В этом же издании был помещен трогательный рассказ о русском солдате, попавшем на постой в один крестьянский дом в Саксонии. Простая деревенская женщина, хозяйка дома, приняла русского воина, как сына. Не умея высказать словами своей признательности, он, уходя, стал перед нею во фронт и сделал ружьем на караул...
Осада Мальты шла вяло. Ее гарнизон осмелел, видя, что англичане не желают тратить силы на атаку, и Нельсон решил привлечь к этому русские войска и флот.
Он предложил Ушакову отправиться вместе для взятия Ла-Валетты. Но Федор Федорович теперь уже был осторожен и ответил уклончиво, напомнив Нельсону о палермском совещании и о походе на Рим:
«С искренностью уверяю ваше превосходительство о истинном желании дружелюбно содействовать с вами, хотя последствия со стороны господина Траубриджа здесь произведены не соответственно. Не распространяюсь об оных; вам известно... Я с соединенными эскадрами приходил в Палермо для советования с вами об общих действиях и предприятиях. Первое предложение мое было об Мальте; вы изъявить соизволили другие, надобные вам обстоятельства. Я намерился с соединенными эскадрами иттить туда, но по известным же вам обстоятельствам Турецкая эскадра от нас отделилась и ушла в Корфу; и без десантных войск, не будучи я в состоянии предпринять действий против Мальты, по требованию его величества короля Обеих Сицилий, отправился в Неаполь и высадил все с эскадр войска...»

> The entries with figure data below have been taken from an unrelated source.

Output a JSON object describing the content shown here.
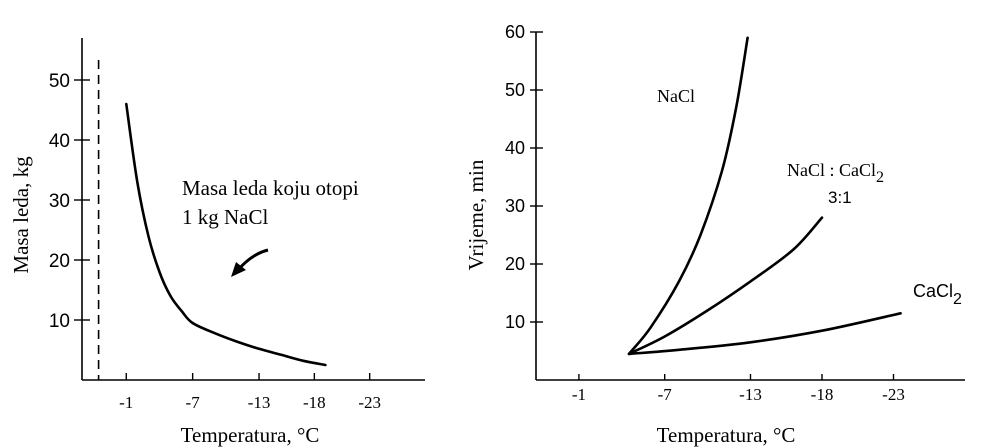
{
  "chart_data": [
    {
      "type": "line",
      "xlabel": "Temperatura, °C",
      "ylabel": "Masa leda, kg",
      "x_ticks": [
        -1,
        -7,
        -13,
        -18,
        -23
      ],
      "y_ticks": [
        10,
        20,
        30,
        40,
        50
      ],
      "xlim": [
        3,
        -28
      ],
      "ylim": [
        0,
        57
      ],
      "reference_line_x": 1.5,
      "annotation": {
        "lines": [
          "Masa leda koju otopi",
          "1 kg NaCl"
        ]
      },
      "series": [
        {
          "x": [
            -1,
            -2,
            -3,
            -4,
            -5,
            -6,
            -7,
            -9,
            -11,
            -13,
            -15,
            -17,
            -19
          ],
          "y": [
            46,
            33,
            24,
            18,
            14,
            11.5,
            9.5,
            7.8,
            6.4,
            5.2,
            4.2,
            3.2,
            2.5
          ]
        }
      ]
    },
    {
      "type": "line",
      "xlabel": "Temperatura, °C",
      "ylabel": "Vrijeme, min",
      "x_ticks": [
        -1,
        -7,
        -13,
        -18,
        -23
      ],
      "y_ticks": [
        10,
        20,
        30,
        40,
        50,
        60
      ],
      "xlim": [
        2,
        -28
      ],
      "ylim": [
        0,
        60
      ],
      "series": [
        {
          "name": "NaCl",
          "x": [
            -4.5,
            -6,
            -8,
            -9.5,
            -11,
            -12,
            -12.8
          ],
          "y": [
            4.5,
            9,
            17,
            25,
            36,
            47,
            59
          ]
        },
        {
          "name": "NaCl : CaCl2",
          "name_sub": "3:1",
          "x": [
            -4.5,
            -7,
            -10,
            -13,
            -16,
            -18
          ],
          "y": [
            4.5,
            7.5,
            12,
            17,
            22.5,
            28
          ]
        },
        {
          "name": "CaCl2",
          "x": [
            -4.5,
            -8,
            -13,
            -18,
            -23.5
          ],
          "y": [
            4.5,
            5.2,
            6.5,
            8.5,
            11.5
          ]
        }
      ]
    }
  ]
}
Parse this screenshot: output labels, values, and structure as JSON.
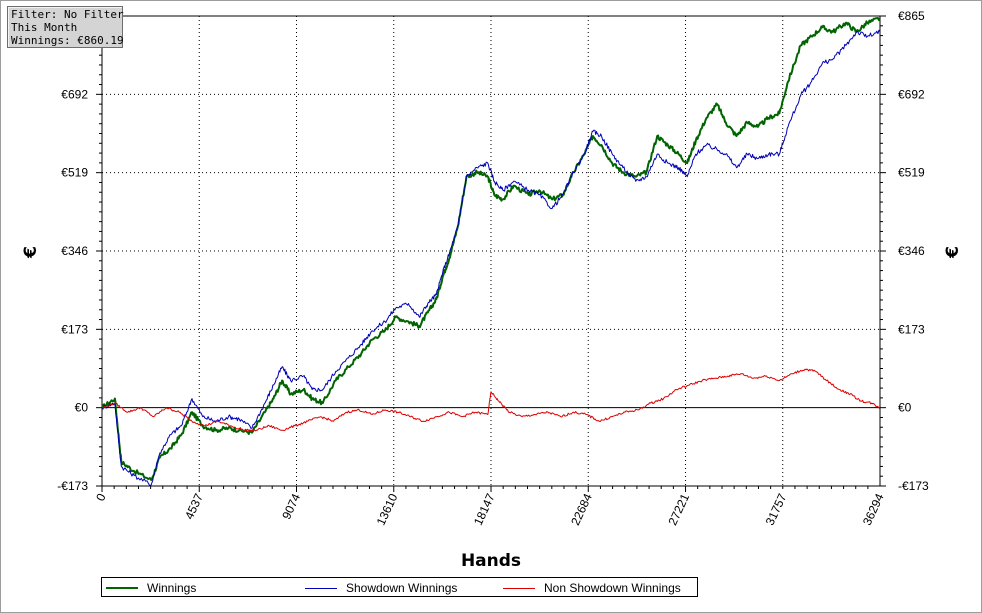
{
  "filter_box": {
    "line1": "Filter: No Filter",
    "line2": "This Month",
    "line3": "Winnings: €860.19"
  },
  "chart_data": {
    "type": "line",
    "xlabel": "Hands",
    "ylabel_left": "€",
    "ylabel_right": "€",
    "xlim": [
      0,
      36294
    ],
    "ylim": [
      -173,
      865
    ],
    "x_ticks": [
      0,
      4537,
      9074,
      13610,
      18147,
      22684,
      27221,
      31757,
      36294
    ],
    "x_tick_labels": [
      "0",
      "4537",
      "9074",
      "13610",
      "18147",
      "22684",
      "27221",
      "31757",
      "36294"
    ],
    "y_ticks": [
      -173,
      0,
      173,
      346,
      519,
      692,
      865
    ],
    "y_tick_labels": [
      "-€173",
      "€0",
      "€173",
      "€346",
      "€519",
      "€692",
      "€865"
    ],
    "grid": true,
    "legend_position": "bottom",
    "series": [
      {
        "name": "Winnings",
        "color": "#006400",
        "points": [
          [
            0,
            0
          ],
          [
            600,
            20
          ],
          [
            900,
            -120
          ],
          [
            1500,
            -140
          ],
          [
            2300,
            -160
          ],
          [
            2700,
            -110
          ],
          [
            3200,
            -90
          ],
          [
            3700,
            -60
          ],
          [
            4200,
            -10
          ],
          [
            4700,
            -40
          ],
          [
            5300,
            -50
          ],
          [
            5900,
            -45
          ],
          [
            6400,
            -50
          ],
          [
            7000,
            -55
          ],
          [
            7600,
            -10
          ],
          [
            8000,
            20
          ],
          [
            8400,
            60
          ],
          [
            8800,
            30
          ],
          [
            9400,
            40
          ],
          [
            9800,
            20
          ],
          [
            10300,
            10
          ],
          [
            10900,
            60
          ],
          [
            11500,
            90
          ],
          [
            12100,
            120
          ],
          [
            12600,
            150
          ],
          [
            13200,
            170
          ],
          [
            13700,
            200
          ],
          [
            14300,
            190
          ],
          [
            14800,
            180
          ],
          [
            15200,
            210
          ],
          [
            15600,
            240
          ],
          [
            15900,
            290
          ],
          [
            16200,
            330
          ],
          [
            16600,
            400
          ],
          [
            17000,
            510
          ],
          [
            17500,
            520
          ],
          [
            18000,
            510
          ],
          [
            18300,
            470
          ],
          [
            18700,
            460
          ],
          [
            19200,
            490
          ],
          [
            19900,
            470
          ],
          [
            20400,
            480
          ],
          [
            21000,
            460
          ],
          [
            21500,
            470
          ],
          [
            22000,
            520
          ],
          [
            22500,
            560
          ],
          [
            22900,
            600
          ],
          [
            23300,
            580
          ],
          [
            23800,
            540
          ],
          [
            24300,
            520
          ],
          [
            24900,
            510
          ],
          [
            25400,
            520
          ],
          [
            25900,
            600
          ],
          [
            26400,
            580
          ],
          [
            26900,
            560
          ],
          [
            27300,
            540
          ],
          [
            27700,
            590
          ],
          [
            28200,
            640
          ],
          [
            28700,
            670
          ],
          [
            29100,
            630
          ],
          [
            29600,
            600
          ],
          [
            30100,
            630
          ],
          [
            30600,
            620
          ],
          [
            31100,
            640
          ],
          [
            31600,
            650
          ],
          [
            32000,
            720
          ],
          [
            32600,
            800
          ],
          [
            33100,
            820
          ],
          [
            33600,
            840
          ],
          [
            34100,
            830
          ],
          [
            34700,
            850
          ],
          [
            35200,
            830
          ],
          [
            35700,
            850
          ],
          [
            36294,
            860
          ]
        ]
      },
      {
        "name": "Showdown Winnings",
        "color": "#0000b4",
        "points": [
          [
            0,
            0
          ],
          [
            600,
            10
          ],
          [
            900,
            -130
          ],
          [
            1500,
            -150
          ],
          [
            2300,
            -170
          ],
          [
            2700,
            -100
          ],
          [
            3200,
            -60
          ],
          [
            3700,
            -40
          ],
          [
            4200,
            20
          ],
          [
            4700,
            -20
          ],
          [
            5300,
            -30
          ],
          [
            5900,
            -20
          ],
          [
            6400,
            -25
          ],
          [
            7000,
            -45
          ],
          [
            7600,
            10
          ],
          [
            8000,
            50
          ],
          [
            8400,
            90
          ],
          [
            8800,
            60
          ],
          [
            9400,
            70
          ],
          [
            9800,
            40
          ],
          [
            10300,
            40
          ],
          [
            10900,
            80
          ],
          [
            11500,
            110
          ],
          [
            12100,
            140
          ],
          [
            12600,
            170
          ],
          [
            13200,
            190
          ],
          [
            13700,
            220
          ],
          [
            14300,
            230
          ],
          [
            14800,
            200
          ],
          [
            15200,
            230
          ],
          [
            15600,
            250
          ],
          [
            15900,
            300
          ],
          [
            16200,
            340
          ],
          [
            16600,
            400
          ],
          [
            17000,
            510
          ],
          [
            17500,
            530
          ],
          [
            18000,
            540
          ],
          [
            18300,
            500
          ],
          [
            18700,
            480
          ],
          [
            19200,
            500
          ],
          [
            19900,
            480
          ],
          [
            20400,
            470
          ],
          [
            21000,
            440
          ],
          [
            21500,
            470
          ],
          [
            22000,
            520
          ],
          [
            22500,
            560
          ],
          [
            22900,
            610
          ],
          [
            23300,
            600
          ],
          [
            23800,
            560
          ],
          [
            24300,
            530
          ],
          [
            24900,
            500
          ],
          [
            25400,
            510
          ],
          [
            25900,
            560
          ],
          [
            26400,
            540
          ],
          [
            26900,
            530
          ],
          [
            27300,
            510
          ],
          [
            27700,
            560
          ],
          [
            28200,
            580
          ],
          [
            28700,
            570
          ],
          [
            29100,
            560
          ],
          [
            29600,
            530
          ],
          [
            30100,
            560
          ],
          [
            30600,
            550
          ],
          [
            31100,
            560
          ],
          [
            31600,
            560
          ],
          [
            32000,
            620
          ],
          [
            32600,
            690
          ],
          [
            33100,
            720
          ],
          [
            33600,
            760
          ],
          [
            34100,
            770
          ],
          [
            34700,
            800
          ],
          [
            35200,
            830
          ],
          [
            35700,
            820
          ],
          [
            36294,
            830
          ]
        ]
      },
      {
        "name": "Non Showdown Winnings",
        "color": "#dc0000",
        "points": [
          [
            0,
            0
          ],
          [
            600,
            10
          ],
          [
            1200,
            -10
          ],
          [
            1800,
            0
          ],
          [
            2400,
            -20
          ],
          [
            3000,
            0
          ],
          [
            3600,
            -10
          ],
          [
            4200,
            -30
          ],
          [
            4800,
            -40
          ],
          [
            5400,
            -30
          ],
          [
            6000,
            -40
          ],
          [
            6600,
            -50
          ],
          [
            7200,
            -50
          ],
          [
            7800,
            -40
          ],
          [
            8400,
            -50
          ],
          [
            9000,
            -40
          ],
          [
            9600,
            -30
          ],
          [
            10200,
            -20
          ],
          [
            10800,
            -30
          ],
          [
            11400,
            -10
          ],
          [
            12000,
            -5
          ],
          [
            12600,
            -15
          ],
          [
            13200,
            -5
          ],
          [
            13800,
            -10
          ],
          [
            14400,
            -20
          ],
          [
            15000,
            -30
          ],
          [
            15600,
            -20
          ],
          [
            16200,
            -10
          ],
          [
            16800,
            -20
          ],
          [
            17400,
            -10
          ],
          [
            18000,
            -15
          ],
          [
            18147,
            35
          ],
          [
            18500,
            15
          ],
          [
            19000,
            -10
          ],
          [
            19600,
            -20
          ],
          [
            20200,
            -15
          ],
          [
            20800,
            -10
          ],
          [
            21400,
            -20
          ],
          [
            22000,
            -10
          ],
          [
            22600,
            -15
          ],
          [
            23200,
            -30
          ],
          [
            23800,
            -20
          ],
          [
            24400,
            -10
          ],
          [
            25000,
            -5
          ],
          [
            25600,
            10
          ],
          [
            26200,
            20
          ],
          [
            26800,
            40
          ],
          [
            27400,
            50
          ],
          [
            28000,
            60
          ],
          [
            28600,
            65
          ],
          [
            29200,
            70
          ],
          [
            29800,
            75
          ],
          [
            30400,
            65
          ],
          [
            31000,
            70
          ],
          [
            31600,
            60
          ],
          [
            32200,
            75
          ],
          [
            32800,
            85
          ],
          [
            33300,
            80
          ],
          [
            33800,
            60
          ],
          [
            34400,
            40
          ],
          [
            34900,
            30
          ],
          [
            35400,
            15
          ],
          [
            35900,
            10
          ],
          [
            36294,
            0
          ]
        ]
      }
    ]
  }
}
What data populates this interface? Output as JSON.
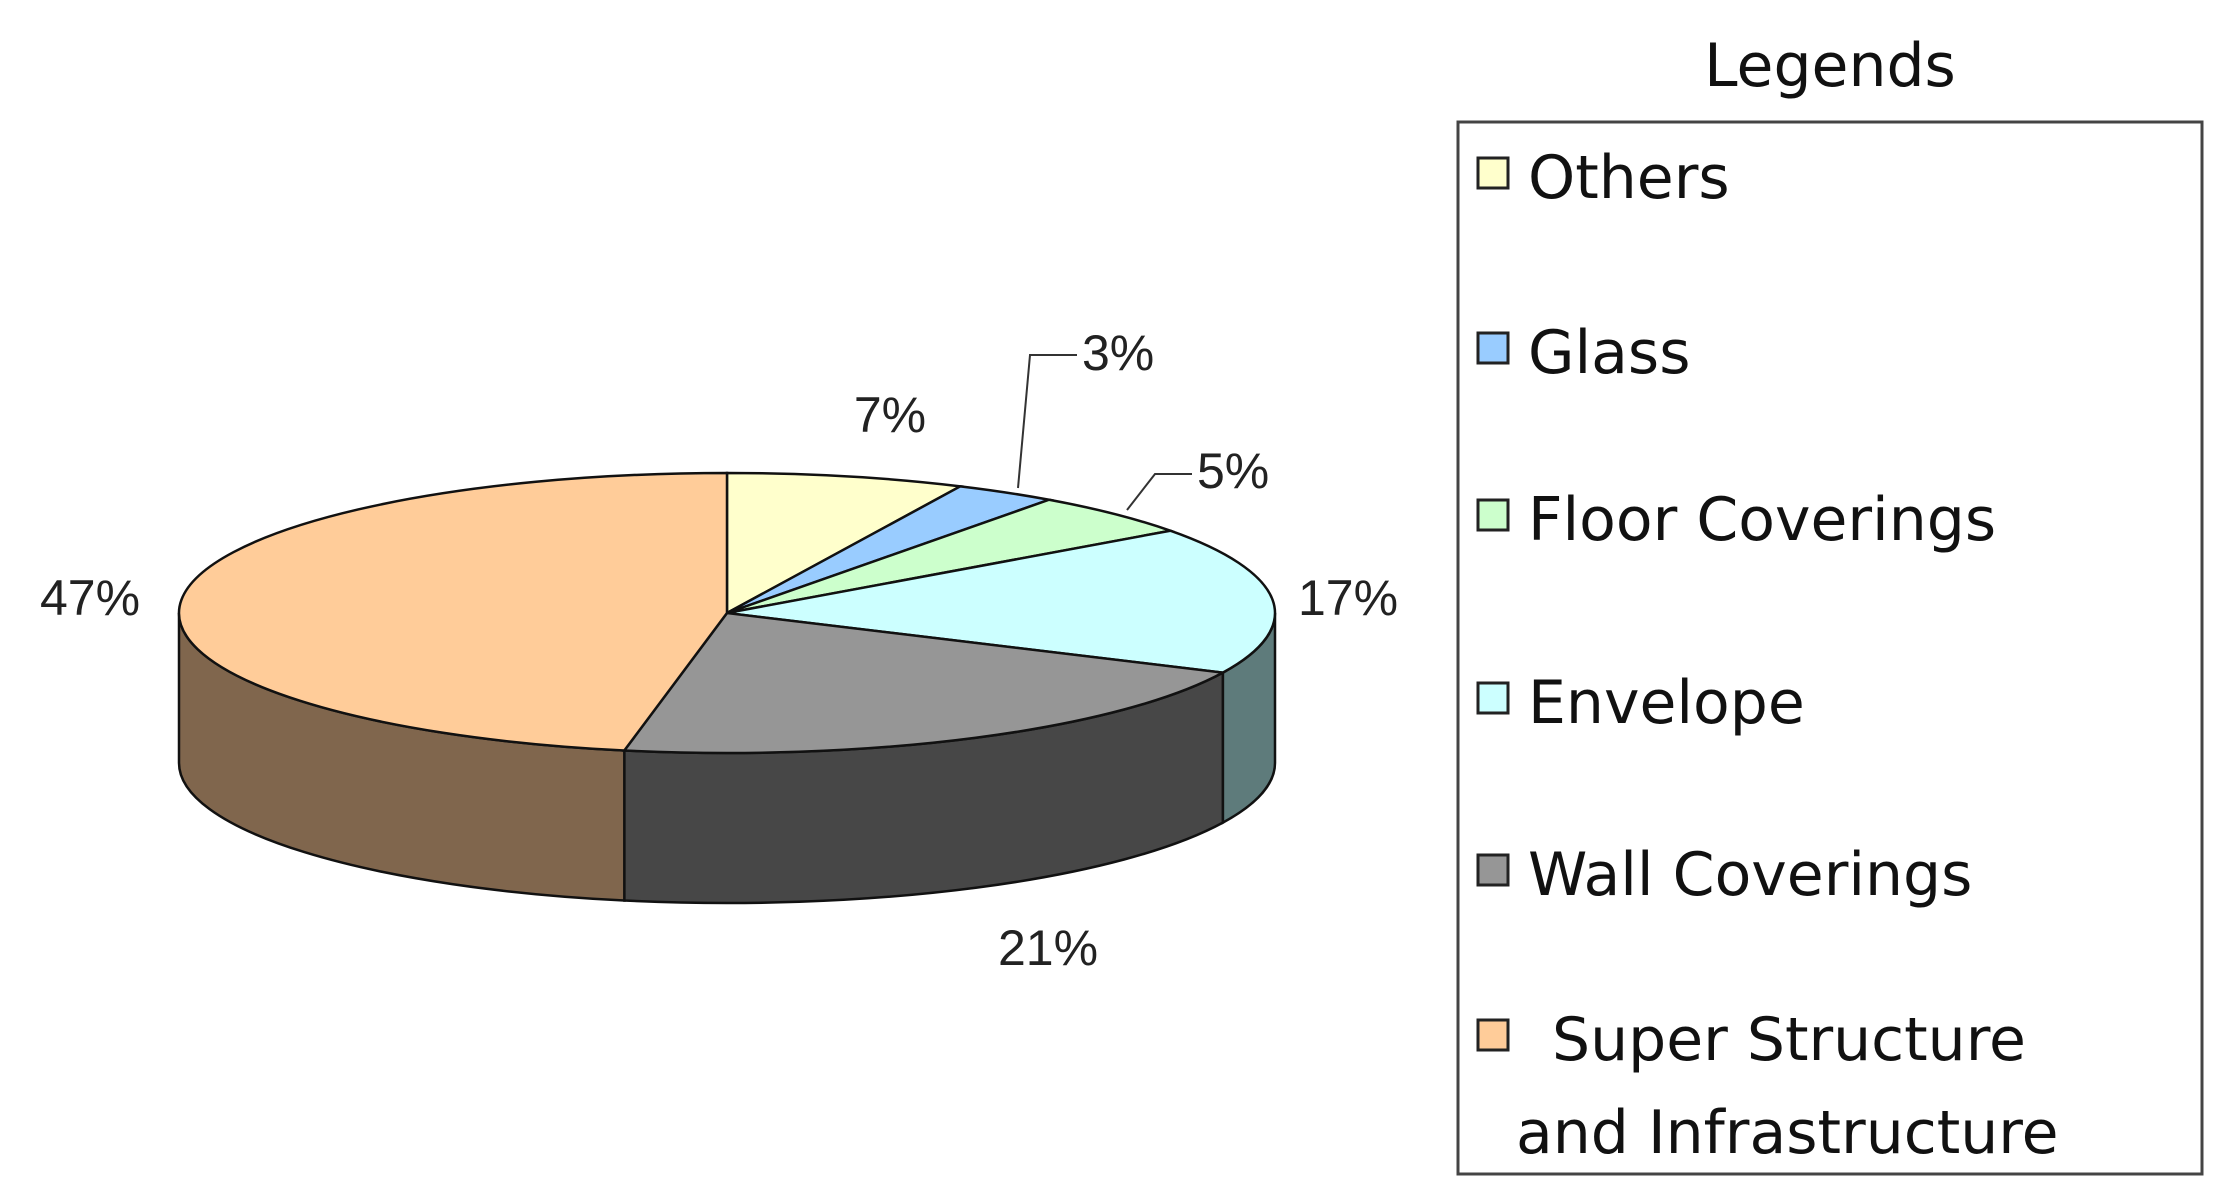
{
  "chart_data": {
    "type": "pie",
    "style": "3d-exploded-tilt",
    "legend_title": "Legends",
    "legend_position": "right",
    "slices": [
      {
        "name": "Others",
        "value": 7,
        "label": "7%",
        "color": "#FFFFCC",
        "side_color": "#8C8C70"
      },
      {
        "name": "Glass",
        "value": 3,
        "label": "3%",
        "color": "#99CCFF",
        "side_color": "#55708C"
      },
      {
        "name": "Floor Coverings",
        "value": 5,
        "label": "5%",
        "color": "#CCFFCC",
        "side_color": "#708C70"
      },
      {
        "name": "Envelope",
        "value": 17,
        "label": "17%",
        "color": "#CCFFFF",
        "side_color": "#5E7B7B"
      },
      {
        "name": "Wall Coverings",
        "value": 21,
        "label": "21%",
        "color": "#969696",
        "side_color": "#474747"
      },
      {
        "name": "Super Structure and Infrastructure",
        "value": 47,
        "label": "47%",
        "color": "#FFCC99",
        "side_color": "#80664D",
        "legend_lines": [
          "Super Structure",
          "and Infrastructure"
        ]
      }
    ]
  }
}
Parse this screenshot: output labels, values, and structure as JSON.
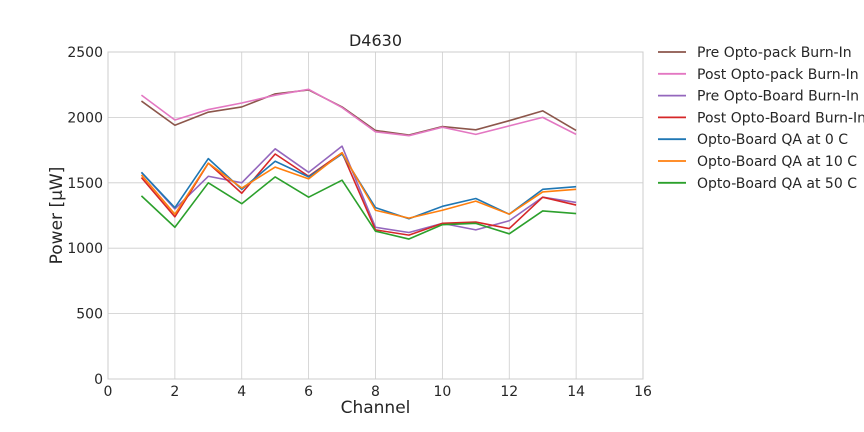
{
  "chart_data": {
    "type": "line",
    "title": "D4630",
    "xlabel": "Channel",
    "ylabel": "Power [μW]",
    "xlim": [
      0,
      16
    ],
    "ylim": [
      0,
      2500
    ],
    "xticks": [
      0,
      2,
      4,
      6,
      8,
      10,
      12,
      14,
      16
    ],
    "yticks": [
      0,
      500,
      1000,
      1500,
      2000,
      2500
    ],
    "grid": true,
    "legend_position": "outside-right-top",
    "x": [
      1,
      2,
      3,
      4,
      5,
      6,
      7,
      8,
      9,
      10,
      11,
      12,
      13,
      14
    ],
    "series": [
      {
        "name": "Pre Opto-pack Burn-In",
        "color": "#8c564b",
        "values": [
          2125,
          1940,
          2040,
          2080,
          2180,
          2210,
          2080,
          1900,
          1865,
          1930,
          1905,
          1975,
          2050,
          1900
        ]
      },
      {
        "name": "Post Opto-pack Burn-In",
        "color": "#e377c2",
        "values": [
          2170,
          1980,
          2060,
          2110,
          2170,
          2215,
          2075,
          1890,
          1860,
          1925,
          1870,
          1935,
          2000,
          1870
        ]
      },
      {
        "name": "Pre Opto-Board Burn-In",
        "color": "#9467bd",
        "values": [
          1580,
          1300,
          1550,
          1500,
          1760,
          1580,
          1780,
          1160,
          1120,
          1190,
          1140,
          1210,
          1390,
          1350
        ]
      },
      {
        "name": "Post Opto-Board Burn-In",
        "color": "#d62728",
        "values": [
          1540,
          1240,
          1650,
          1420,
          1720,
          1550,
          1730,
          1140,
          1100,
          1190,
          1200,
          1150,
          1390,
          1330
        ]
      },
      {
        "name": "Opto-Board QA at 0 C",
        "color": "#1f77b4",
        "values": [
          1580,
          1310,
          1685,
          1450,
          1665,
          1545,
          1720,
          1310,
          1225,
          1320,
          1380,
          1260,
          1450,
          1470
        ]
      },
      {
        "name": "Opto-Board QA at 10 C",
        "color": "#ff7f0e",
        "values": [
          1560,
          1260,
          1650,
          1460,
          1620,
          1530,
          1730,
          1290,
          1230,
          1290,
          1360,
          1260,
          1430,
          1450
        ]
      },
      {
        "name": "Opto-Board QA at 50 C",
        "color": "#2ca02c",
        "values": [
          1400,
          1160,
          1500,
          1340,
          1545,
          1390,
          1520,
          1130,
          1070,
          1180,
          1190,
          1110,
          1285,
          1265
        ]
      }
    ]
  }
}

Он писал, что не может идти к Мальте, пока не возвратятся посланные им в Рим отряды.
Истинные же причины своего уклончивого ответа Нельсону Ушаков объяснил в письме графу Мусину-Пушкину-Брюсу, русскому посланнику при сицилийском дворе:
«Весьма нужно иметь искреннее содействие, а не так, как теперь производится; крайне сожалею, что при сих обстоятельствах не могут быть добрые последствия. Но как противу нас с обеих тех сторон[210]
деятельности их производятся министериальным образом, под закрытой учтивостию, должно учтивостию же соответствовать, посему и я отвечаю господину Нельсону, объясняясь о войсках наших, что они с кораблей и фрегатов теперь весьма отдалены».Одновременно с Ушаковым ту же мысль высказал Суворов в письме к Павлу I:
«Исполнилась бы цель сего великого дела: низложение врага и спокойствие Европы, если бы все союзники поборствовали спасительным видам; но где теряется совокупность усилий, там и не можно ожидать решительных успехов».
Так расценивали поведение союзников русские главнокомандующие.